Posts Tagged ‘Arangetram’

We sit in a darkened auditorium, surrounded by people in colorful Indian dress, the music of Indian in our ears, entranced by the daughter of friends performing Arangetram, the beginning dance of a dancer’s life. This girl, whom we’ve known since she was small, a girl who pulled carpet with my husband and her father, is at sixteen, a beautiful young woman. She dances for almost three hours with only a few breaks; enchanting, pouting, exciting, withdrawing, holding poses that would break strong men. In one part, she dances the story of a young maiden being importuned by a god. She says she’s not yet ready, asks him to wait until she is old enough. She looks gorgeous; her dances are marvels of vivid beauty.

She finishes, suddenly a gawky teen once again, giggling, slightly bent rather than erect and poised, chattering through her thank-you’s, moved to tears by her parents’ generosity and love, giving shout-outs to her friends.
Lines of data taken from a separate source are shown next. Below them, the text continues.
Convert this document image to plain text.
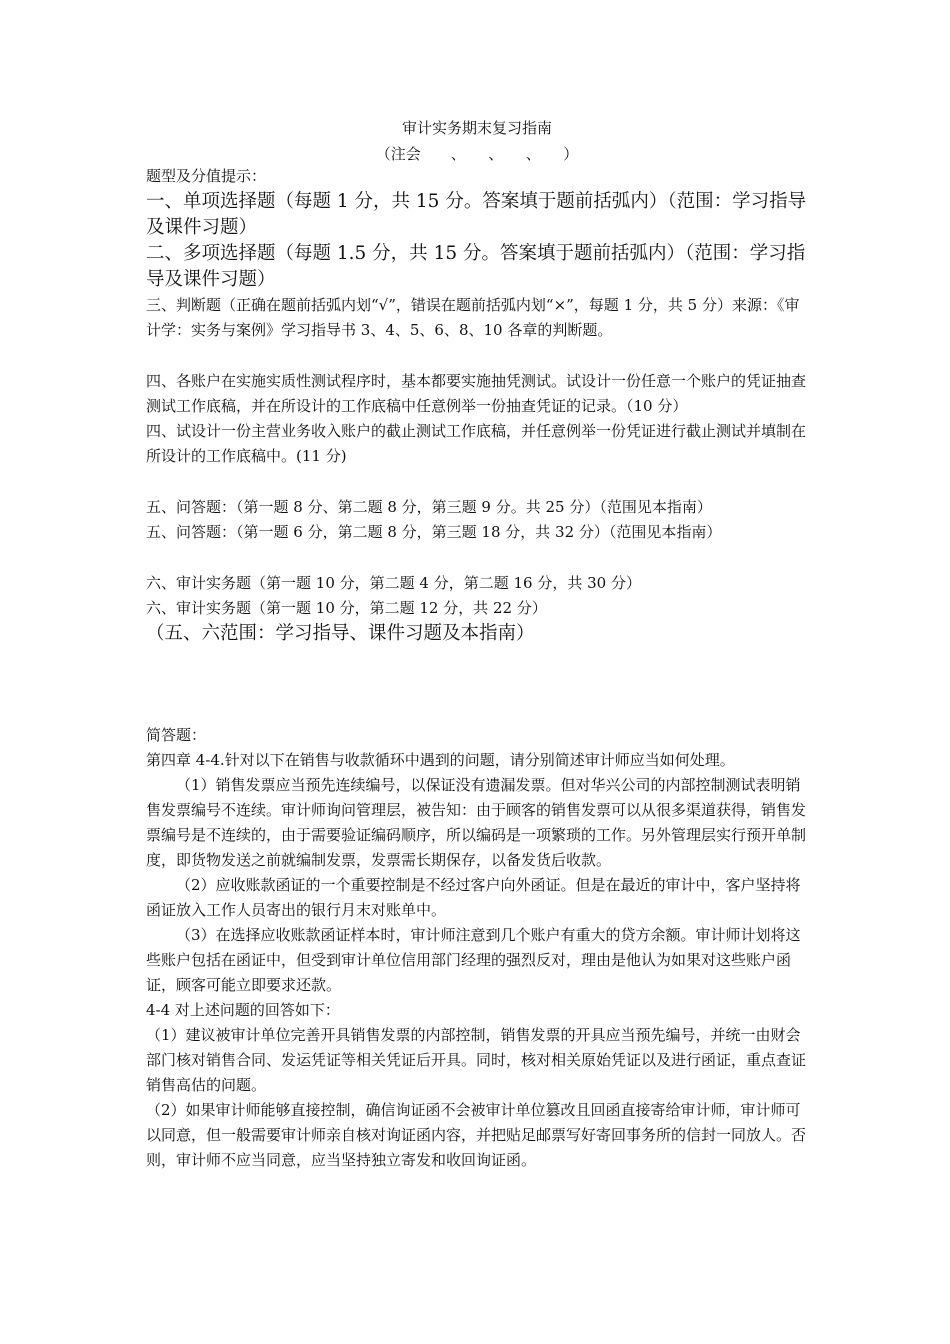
审计实务期末复习指南

（注会　　、　　、　　、　　）

题型及分值提示：

一、单项选择题（每题 1 分，共 15 分。答案填于题前括弧内）（范围：学习指导及课件习题）

二、多项选择题（每题 1.5 分，共 15 分。答案填于题前括弧内）（范围：学习指导及课件习题）

三、判断题（正确在题前括弧内划“√”，错误在题前括弧内划“×”，每题 1 分，共 5 分）来源：《审计学：实务与案例》学习指导书 3、4、5、6、8、10 各章的判断题。

四、各账户在实施实质性测试程序时，基本都要实施抽凭测试。试设计一份任意一个账户的凭证抽查测试工作底稿，并在所设计的工作底稿中任意例举一份抽查凭证的记录。（10 分）

四、试设计一份主营业务收入账户的截止测试工作底稿，并任意例举一份凭证进行截止测试并填制在所设计的工作底稿中。(11 分)

五、问答题：（第一题 8 分、第二题 8 分，第三题 9 分。共 25 分）（范围见本指南）

五、问答题：（第一题 6 分，第二题 8 分，第三题 18 分，共 32 分）（范围见本指南）

六、审计实务题（第一题 10 分，第二题 4 分，第二题 16 分，共 30 分）

六、审计实务题（第一题 10 分，第二题 12 分，共 22 分）

（五、六范围：学习指导、课件习题及本指南）

简答题：

第四章 4-4.针对以下在销售与收款循环中遇到的问题，请分别简述审计师应当如何处理。

（1）销售发票应当预先连续编号，以保证没有遗漏发票。但对华兴公司的内部控制测试表明销售发票编号不连续。审计师询问管理层，被告知：由于顾客的销售发票可以从很多渠道获得，销售发票编号是不连续的，由于需要验证编码顺序，所以编码是一项繁琐的工作。另外管理层实行预开单制度，即货物发送之前就编制发票，发票需长期保存，以备发货后收款。

（2）应收账款函证的一个重要控制是不经过客户向外函证。但是在最近的审计中，客户坚持将函证放入工作人员寄出的银行月末对账单中。

（3）在选择应收账款函证样本时，审计师注意到几个账户有重大的贷方余额。审计师计划将这些账户包括在函证中，但受到审计单位信用部门经理的强烈反对，理由是他认为如果对这些账户函证，顾客可能立即要求还款。

4-4 对上述问题的回答如下：

（1）建议被审计单位完善开具销售发票的内部控制，销售发票的开具应当预先编号，并统一由财会部门核对销售合同、发运凭证等相关凭证后开具。同时，核对相关原始凭证以及进行函证，重点查证销售高估的问题。

（2）如果审计师能够直接控制，确信询证函不会被审计单位篡改且回函直接寄给审计师，审计师可以同意，但一般需要审计师亲自核对询证函内容，并把贴足邮票写好寄回事务所的信封一同放人。否则，审计师不应当同意，应当坚持独立寄发和收回询证函。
Watching her dance, my mind drifts away to the stolen girls of Nigeria, victims of evil men, torn forever from their families. I cry inwardly for the two girls, 12 and 14, gang-raped and lynched as they relieved themselves at night in a country (India) with more access to mobile phone than toilets, and so many, many more such victims. They will never dance; never know that colors and beauty of their countries; never be gawky teens, filled with the joys and terrors of school and life; never see their families again or, just perhaps, become the next Indira Gandhis. Their innocence and lives were taken by the very men who should have cherished and protected them, an ultimate betrayal, deserving of death.